Yes, there is an amorphous-core version of the 8-ohm RAAL. Production is temporarily down to a supplier issue, but will be back up again in a matter of a few weeks, if not already. I would urge anyone thinking of getting a pair of AH-425 Azurahorns to move quickly, Martin may be having supplier issues in the near future as well. This stupid economic mess is hitting suppliers all over the world (banks are being difficult about credit to businesses). Do our specialist friends a favor and buy now - I don't think handmade products like the RAAL, Azurahorn, or GPA are going to be any cheaper in the future. (Think of high-end audio priced in ounces of gold and you'll have a truer picture of prices over time.)

Alexander wanted me to try his special direct-to-power-tube Hi-Z version of the RAAL tweeter, but my interest in building yet another amplifier is zero.
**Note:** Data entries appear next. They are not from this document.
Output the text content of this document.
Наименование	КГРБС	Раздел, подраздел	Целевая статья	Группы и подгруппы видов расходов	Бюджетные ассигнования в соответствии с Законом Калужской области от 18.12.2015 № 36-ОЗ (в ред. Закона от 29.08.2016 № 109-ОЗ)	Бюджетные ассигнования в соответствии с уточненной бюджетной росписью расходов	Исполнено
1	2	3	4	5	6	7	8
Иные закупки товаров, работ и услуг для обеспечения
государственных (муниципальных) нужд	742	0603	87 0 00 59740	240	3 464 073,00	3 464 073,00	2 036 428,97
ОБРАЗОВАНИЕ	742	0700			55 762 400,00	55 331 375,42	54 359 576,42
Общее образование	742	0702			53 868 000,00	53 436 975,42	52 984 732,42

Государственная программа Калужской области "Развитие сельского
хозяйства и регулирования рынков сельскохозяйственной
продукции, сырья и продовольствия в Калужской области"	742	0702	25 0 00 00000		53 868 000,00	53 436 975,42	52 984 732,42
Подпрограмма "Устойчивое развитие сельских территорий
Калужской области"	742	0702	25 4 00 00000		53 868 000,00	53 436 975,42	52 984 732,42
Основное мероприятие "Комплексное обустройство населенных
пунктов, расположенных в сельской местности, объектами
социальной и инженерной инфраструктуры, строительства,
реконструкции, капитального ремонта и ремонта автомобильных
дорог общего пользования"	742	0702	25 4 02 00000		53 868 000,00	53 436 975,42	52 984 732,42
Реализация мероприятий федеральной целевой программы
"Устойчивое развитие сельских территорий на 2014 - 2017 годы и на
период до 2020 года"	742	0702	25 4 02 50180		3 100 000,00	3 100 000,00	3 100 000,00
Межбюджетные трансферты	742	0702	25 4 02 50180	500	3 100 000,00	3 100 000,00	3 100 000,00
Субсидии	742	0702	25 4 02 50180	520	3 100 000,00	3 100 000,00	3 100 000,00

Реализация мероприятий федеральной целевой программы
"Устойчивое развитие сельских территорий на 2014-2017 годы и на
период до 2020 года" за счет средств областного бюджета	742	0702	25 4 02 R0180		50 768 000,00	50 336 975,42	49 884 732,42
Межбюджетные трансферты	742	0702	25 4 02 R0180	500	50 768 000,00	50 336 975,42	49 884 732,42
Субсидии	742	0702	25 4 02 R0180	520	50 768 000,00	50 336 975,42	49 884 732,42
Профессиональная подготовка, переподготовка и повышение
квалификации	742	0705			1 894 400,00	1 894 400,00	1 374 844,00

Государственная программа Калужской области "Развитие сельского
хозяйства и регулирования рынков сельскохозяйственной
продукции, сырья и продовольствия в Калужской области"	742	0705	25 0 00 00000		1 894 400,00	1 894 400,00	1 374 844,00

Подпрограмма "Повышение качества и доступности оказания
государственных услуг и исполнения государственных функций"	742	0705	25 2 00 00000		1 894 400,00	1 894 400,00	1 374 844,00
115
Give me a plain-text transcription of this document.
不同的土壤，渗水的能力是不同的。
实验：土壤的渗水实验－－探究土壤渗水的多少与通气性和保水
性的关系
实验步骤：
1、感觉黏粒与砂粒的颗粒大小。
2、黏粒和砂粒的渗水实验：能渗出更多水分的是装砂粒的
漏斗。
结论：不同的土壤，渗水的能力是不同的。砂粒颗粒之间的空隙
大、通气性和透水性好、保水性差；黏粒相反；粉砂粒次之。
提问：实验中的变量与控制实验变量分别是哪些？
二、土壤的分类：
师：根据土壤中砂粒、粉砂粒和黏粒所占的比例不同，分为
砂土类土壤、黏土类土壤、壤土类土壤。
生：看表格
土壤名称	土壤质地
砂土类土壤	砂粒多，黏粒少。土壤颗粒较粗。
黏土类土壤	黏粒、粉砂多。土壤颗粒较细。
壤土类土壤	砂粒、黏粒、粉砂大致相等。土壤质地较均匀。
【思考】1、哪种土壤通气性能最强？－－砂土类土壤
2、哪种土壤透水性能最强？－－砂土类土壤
I am very happy with the Karna amplifier, and it has plenty of bandwidth and power for what I want to do. In subjective terms, the Karna sounds like a 60-watt Citation II, or a 100-watt transistor amplifier - a huge amount for a 97~98 dB/metre system. For the talented folks who can knock out a 3-watt SET amplifier on a weekend, I am hearing very happy reports about the high-Z variant of the RAAL tweeter. In terms of the sweetest sound, yes, a dedicated supertweeter amplifier is almost certainly the nicest way to go - and it does protect your ribbon from the worst effects of clipping the "main" amplifier.

John Atwood reports excellent results listening to the Altec 288 with the Tangerine phase plug and Tractrix horn all the way out to 15 kHz. My own experience with the 288 is that it doesn't sound particularly bandwidth-limited, in comparison to a Lowther, AER, or Feastrex, where it's pretty obvious that there's not much beyond 12~15 kHz.

The Oswald's Mill Audio (OMA) system at the RMAF had outstanding integration between the RAAL and the big conical horn, and Alexander described the crossover as very simple, not much more than first-order with a moderate amount of overlap in the 2~7 kHz region. I didn't hear any sonic disjunction between the ribbon tweeter and the big horn at all - and I was listening very carefully for it. Dynamics tracked perfectly - and this is an area where most audiophile speakers really fall down badly, particularly with Chinese ribbons and Vifa/Scanspeak/Seas midbass drivers.